Checkout Changes HEAD (and Loads Files)
When you run git checkout dev, Git rewrites .git/HEAD:
ref: refs/heads/dev
Then it reads the commit that branch points to, reads the tree from that commit, and loads those files into your working directory. Checkout is: update one pointer, then sync your files to match.
Detached HEAD Is a Scary Name for a Simple Thing
If you run git checkout a1b93f4 (a specific commit hash instead of a branch name), HEAD stops pointing at a branch file and points directly at a commit:
ref: refs/heads/main ← normal
a1b93f4 ← detached
This is “detached HEAD state,” which sounds like a medical emergency. It just means you’re parked at a commit with no branch label. If you make commits here, they won’t be attached to any branch. They’ll exist in the objects database, but nothing points to them, so Git will eventually garbage-collect them.
The fix: git checkout -b new-branch-name. That creates a branch file pointing to where you are. HEAD has something to point to again. You’re back on the map.
Where Worktrees Fit In
Normally there’s one HEAD file. That’s why you can only be on one branch at a time.

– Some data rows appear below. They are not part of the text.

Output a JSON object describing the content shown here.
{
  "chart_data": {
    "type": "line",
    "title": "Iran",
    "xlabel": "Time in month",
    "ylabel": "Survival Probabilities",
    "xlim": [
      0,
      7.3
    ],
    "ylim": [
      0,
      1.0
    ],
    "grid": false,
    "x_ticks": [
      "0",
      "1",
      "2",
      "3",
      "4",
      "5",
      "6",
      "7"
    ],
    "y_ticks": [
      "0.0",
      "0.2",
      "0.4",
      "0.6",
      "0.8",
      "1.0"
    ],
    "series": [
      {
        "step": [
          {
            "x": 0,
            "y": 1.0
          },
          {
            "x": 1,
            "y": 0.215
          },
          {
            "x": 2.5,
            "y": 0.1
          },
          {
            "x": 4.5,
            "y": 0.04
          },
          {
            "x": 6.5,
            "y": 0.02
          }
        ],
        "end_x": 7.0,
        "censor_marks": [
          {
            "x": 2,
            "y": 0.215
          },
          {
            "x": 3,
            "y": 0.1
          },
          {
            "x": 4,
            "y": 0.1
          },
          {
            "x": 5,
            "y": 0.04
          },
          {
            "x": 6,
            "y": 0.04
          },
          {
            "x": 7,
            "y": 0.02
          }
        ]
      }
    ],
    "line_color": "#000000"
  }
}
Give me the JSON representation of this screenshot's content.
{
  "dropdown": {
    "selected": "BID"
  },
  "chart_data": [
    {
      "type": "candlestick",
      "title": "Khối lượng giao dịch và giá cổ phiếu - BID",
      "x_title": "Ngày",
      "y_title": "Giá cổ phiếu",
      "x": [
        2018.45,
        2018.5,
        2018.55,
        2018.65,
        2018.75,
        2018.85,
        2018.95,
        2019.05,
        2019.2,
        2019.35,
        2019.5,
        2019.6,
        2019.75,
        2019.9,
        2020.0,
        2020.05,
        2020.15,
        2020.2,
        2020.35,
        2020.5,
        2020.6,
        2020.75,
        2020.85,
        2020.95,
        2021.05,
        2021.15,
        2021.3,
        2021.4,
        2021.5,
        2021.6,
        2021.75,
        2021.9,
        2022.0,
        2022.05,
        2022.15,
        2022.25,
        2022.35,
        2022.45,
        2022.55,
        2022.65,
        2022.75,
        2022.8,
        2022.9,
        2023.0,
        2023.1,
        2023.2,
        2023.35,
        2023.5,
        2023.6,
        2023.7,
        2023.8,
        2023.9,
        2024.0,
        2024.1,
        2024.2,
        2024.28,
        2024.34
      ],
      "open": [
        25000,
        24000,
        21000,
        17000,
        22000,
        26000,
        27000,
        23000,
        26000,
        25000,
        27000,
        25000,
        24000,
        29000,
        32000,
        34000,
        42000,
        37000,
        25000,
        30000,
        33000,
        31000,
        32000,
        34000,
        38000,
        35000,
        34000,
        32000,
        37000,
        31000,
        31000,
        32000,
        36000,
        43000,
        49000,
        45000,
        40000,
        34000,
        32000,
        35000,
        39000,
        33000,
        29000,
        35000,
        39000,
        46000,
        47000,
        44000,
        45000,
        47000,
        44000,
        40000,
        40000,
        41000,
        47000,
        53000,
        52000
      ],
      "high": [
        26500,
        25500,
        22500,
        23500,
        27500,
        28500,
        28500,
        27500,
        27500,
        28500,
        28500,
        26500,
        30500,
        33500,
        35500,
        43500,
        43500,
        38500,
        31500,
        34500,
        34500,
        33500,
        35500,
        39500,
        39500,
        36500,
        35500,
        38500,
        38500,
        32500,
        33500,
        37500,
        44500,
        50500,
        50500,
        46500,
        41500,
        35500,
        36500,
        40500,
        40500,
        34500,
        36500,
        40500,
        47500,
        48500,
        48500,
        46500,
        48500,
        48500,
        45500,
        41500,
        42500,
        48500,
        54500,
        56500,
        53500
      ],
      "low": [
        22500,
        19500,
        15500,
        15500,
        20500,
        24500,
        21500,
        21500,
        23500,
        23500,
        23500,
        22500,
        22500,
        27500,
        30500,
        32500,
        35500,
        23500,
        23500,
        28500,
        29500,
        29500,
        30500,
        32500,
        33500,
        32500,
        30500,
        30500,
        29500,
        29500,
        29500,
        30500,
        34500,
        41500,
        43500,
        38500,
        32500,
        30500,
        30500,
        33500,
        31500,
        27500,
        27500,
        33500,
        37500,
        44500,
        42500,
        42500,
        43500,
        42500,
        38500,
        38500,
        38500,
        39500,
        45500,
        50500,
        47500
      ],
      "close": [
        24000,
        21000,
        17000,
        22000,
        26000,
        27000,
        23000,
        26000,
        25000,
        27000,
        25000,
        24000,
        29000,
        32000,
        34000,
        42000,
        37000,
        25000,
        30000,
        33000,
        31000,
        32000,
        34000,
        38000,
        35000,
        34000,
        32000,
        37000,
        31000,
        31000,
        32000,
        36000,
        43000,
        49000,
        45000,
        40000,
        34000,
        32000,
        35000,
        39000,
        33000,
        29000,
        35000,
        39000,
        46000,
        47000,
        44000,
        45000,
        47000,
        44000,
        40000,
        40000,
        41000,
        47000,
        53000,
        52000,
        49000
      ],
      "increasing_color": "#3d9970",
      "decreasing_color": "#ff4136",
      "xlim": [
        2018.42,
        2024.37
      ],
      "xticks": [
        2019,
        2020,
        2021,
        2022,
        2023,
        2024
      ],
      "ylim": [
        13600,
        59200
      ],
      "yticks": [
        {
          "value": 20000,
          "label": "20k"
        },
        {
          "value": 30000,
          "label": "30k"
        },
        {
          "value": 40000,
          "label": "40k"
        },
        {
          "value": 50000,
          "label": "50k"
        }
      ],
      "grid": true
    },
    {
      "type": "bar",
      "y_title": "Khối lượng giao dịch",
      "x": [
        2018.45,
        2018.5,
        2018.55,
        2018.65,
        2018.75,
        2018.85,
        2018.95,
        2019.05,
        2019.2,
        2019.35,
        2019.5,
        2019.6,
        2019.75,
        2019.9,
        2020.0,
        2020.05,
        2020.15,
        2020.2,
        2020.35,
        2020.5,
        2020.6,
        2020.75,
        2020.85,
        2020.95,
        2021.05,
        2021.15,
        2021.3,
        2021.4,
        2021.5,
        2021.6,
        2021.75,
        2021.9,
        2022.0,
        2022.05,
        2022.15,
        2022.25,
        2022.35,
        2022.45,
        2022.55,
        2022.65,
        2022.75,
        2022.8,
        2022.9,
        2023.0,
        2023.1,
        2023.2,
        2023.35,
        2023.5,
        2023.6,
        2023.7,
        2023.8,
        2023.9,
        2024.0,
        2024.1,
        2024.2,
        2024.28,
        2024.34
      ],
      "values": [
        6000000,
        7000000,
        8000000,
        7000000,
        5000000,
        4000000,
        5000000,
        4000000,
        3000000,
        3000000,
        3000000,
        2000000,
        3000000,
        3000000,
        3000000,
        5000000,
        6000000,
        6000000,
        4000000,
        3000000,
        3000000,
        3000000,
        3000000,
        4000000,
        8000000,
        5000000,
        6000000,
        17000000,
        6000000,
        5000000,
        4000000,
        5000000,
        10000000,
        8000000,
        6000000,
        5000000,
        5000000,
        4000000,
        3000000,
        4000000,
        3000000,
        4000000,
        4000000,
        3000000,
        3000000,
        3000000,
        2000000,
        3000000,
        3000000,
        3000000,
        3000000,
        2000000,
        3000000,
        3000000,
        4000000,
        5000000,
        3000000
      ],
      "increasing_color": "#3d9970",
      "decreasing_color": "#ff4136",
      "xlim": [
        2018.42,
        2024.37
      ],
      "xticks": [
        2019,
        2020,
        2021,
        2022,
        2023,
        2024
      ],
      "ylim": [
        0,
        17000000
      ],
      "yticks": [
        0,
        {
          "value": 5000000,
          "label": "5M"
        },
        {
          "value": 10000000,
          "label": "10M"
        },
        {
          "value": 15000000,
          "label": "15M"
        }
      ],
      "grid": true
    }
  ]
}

Worktrees get around this by creating additional HEAD files:
.git/worktrees/hotfix/HEAD
.git/worktrees/feature/HEAD
Each worktree has its own pointer into the same objects database. Multiple branches checked out simultaneously, no duplication, no conflict. The objects are shared. Only the pointers multiply.
The Mental Model
blob = file contents (named by hash)
tree = directory structure (maps names to blobs)
commit = snapshot (points to a tree + its parent)
branch = a label (one file, one commit hash)
HEAD = which label you're using right now
checkout = move the pointer, sync the files
Once this settles in, Git stops feeling like a mysterious black box. It’s a database of hashed objects, linked by pointers, with a few text files on top to track where you are.
If you want to explore the object database yourself, look up git cat-file. It lets you read commits, trees, and blobs directly by their hash.